Lissa obedeceu com um suspiro e, antes de fechar os olhos, observou seu reflexo tremulante na água uma última vez. Queria registrar na memória sua imagem enquanto ainda a tinha: os cabelos alaranjados, a pele rosada meio sardenta, a marca escura perto de sua orelha e seus estranhos olhos cinzentos. Essa era ela no limite entre a razão e a insanidade, essa era sua face assustada enquanto ouvia Kira murmurar e flutuar as mãos por suas costas nuas. Talvez, aquela seria a última vez que seria a Lissa, talvez a partir dali tivesse que se tornar Lysvrill, a Pilar.

Mas... Que futuro teria se abraçasse esse destino?

– Visualize a porta agora, Lys. – Kira pediu.

Quando o extenso corredor e a minúscula porta se materializaram a sua frente, Lissa sentiu pressões em pontos no decorrer de suas costas, acompanhando a espinha até a base do crânio. Eram fortes, mas não machucavam. Eram como uma massagem com a ponta dos dedos. Nós se desfizeram de suas costas e uma força estranha começou a preenchê-la.

– Abra a porta, Rany. – ouviu em sua cabeça, quando uma chave velha se materializou em sua mão. – Abra a porta.

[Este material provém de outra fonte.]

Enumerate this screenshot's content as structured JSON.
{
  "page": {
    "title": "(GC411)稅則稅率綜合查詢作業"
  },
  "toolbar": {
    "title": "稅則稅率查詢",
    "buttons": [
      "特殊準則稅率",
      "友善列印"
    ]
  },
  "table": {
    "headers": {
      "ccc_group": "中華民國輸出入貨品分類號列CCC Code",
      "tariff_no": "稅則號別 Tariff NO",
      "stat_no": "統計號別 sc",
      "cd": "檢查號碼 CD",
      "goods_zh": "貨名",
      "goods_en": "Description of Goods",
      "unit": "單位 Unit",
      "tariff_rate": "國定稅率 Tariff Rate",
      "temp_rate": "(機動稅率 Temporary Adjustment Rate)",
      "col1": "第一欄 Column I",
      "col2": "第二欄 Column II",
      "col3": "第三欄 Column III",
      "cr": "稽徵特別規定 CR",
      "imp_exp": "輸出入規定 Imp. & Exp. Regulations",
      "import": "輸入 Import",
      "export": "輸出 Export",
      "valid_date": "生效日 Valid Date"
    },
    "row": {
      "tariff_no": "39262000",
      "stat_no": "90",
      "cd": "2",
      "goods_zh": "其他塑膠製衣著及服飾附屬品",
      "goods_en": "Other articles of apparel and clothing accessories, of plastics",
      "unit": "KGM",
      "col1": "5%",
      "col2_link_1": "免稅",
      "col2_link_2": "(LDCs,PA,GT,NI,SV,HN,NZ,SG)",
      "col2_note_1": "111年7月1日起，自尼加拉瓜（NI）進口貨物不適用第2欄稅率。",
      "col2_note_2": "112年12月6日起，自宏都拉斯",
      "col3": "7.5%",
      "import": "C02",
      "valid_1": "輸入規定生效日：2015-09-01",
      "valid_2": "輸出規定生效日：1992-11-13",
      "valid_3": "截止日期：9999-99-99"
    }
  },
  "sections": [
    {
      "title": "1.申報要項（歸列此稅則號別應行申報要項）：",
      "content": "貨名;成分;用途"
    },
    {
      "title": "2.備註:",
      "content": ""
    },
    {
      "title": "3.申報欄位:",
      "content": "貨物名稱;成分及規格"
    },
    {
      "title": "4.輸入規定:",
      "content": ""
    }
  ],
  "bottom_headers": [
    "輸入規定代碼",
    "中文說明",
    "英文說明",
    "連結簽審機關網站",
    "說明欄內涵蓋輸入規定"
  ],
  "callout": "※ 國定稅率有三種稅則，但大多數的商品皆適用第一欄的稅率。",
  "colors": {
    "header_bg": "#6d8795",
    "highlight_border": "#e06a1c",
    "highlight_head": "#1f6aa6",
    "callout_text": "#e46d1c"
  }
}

A porta que devia abrir, a minúscula passagem, se mostrava a ela agora como um portal colossal, grande e imponente com peças de ferro e madeira nobre, assim como as portas principais do Castelo de Kira. Mas ainda não tinha fechadura nem acima nem abaixo. Era como se não quisesse ser aberta... Ou era ela que não queria abrir.

Com uma última dose de coragem, esticou o braço, enfiou a chave no ar, como se ali estivesse uma fechadura invisível, e girou o pulso como faria na porta de casa. Um estrondoso som de trancas se movendo ecoou em sua mente e a grande porta se moveu.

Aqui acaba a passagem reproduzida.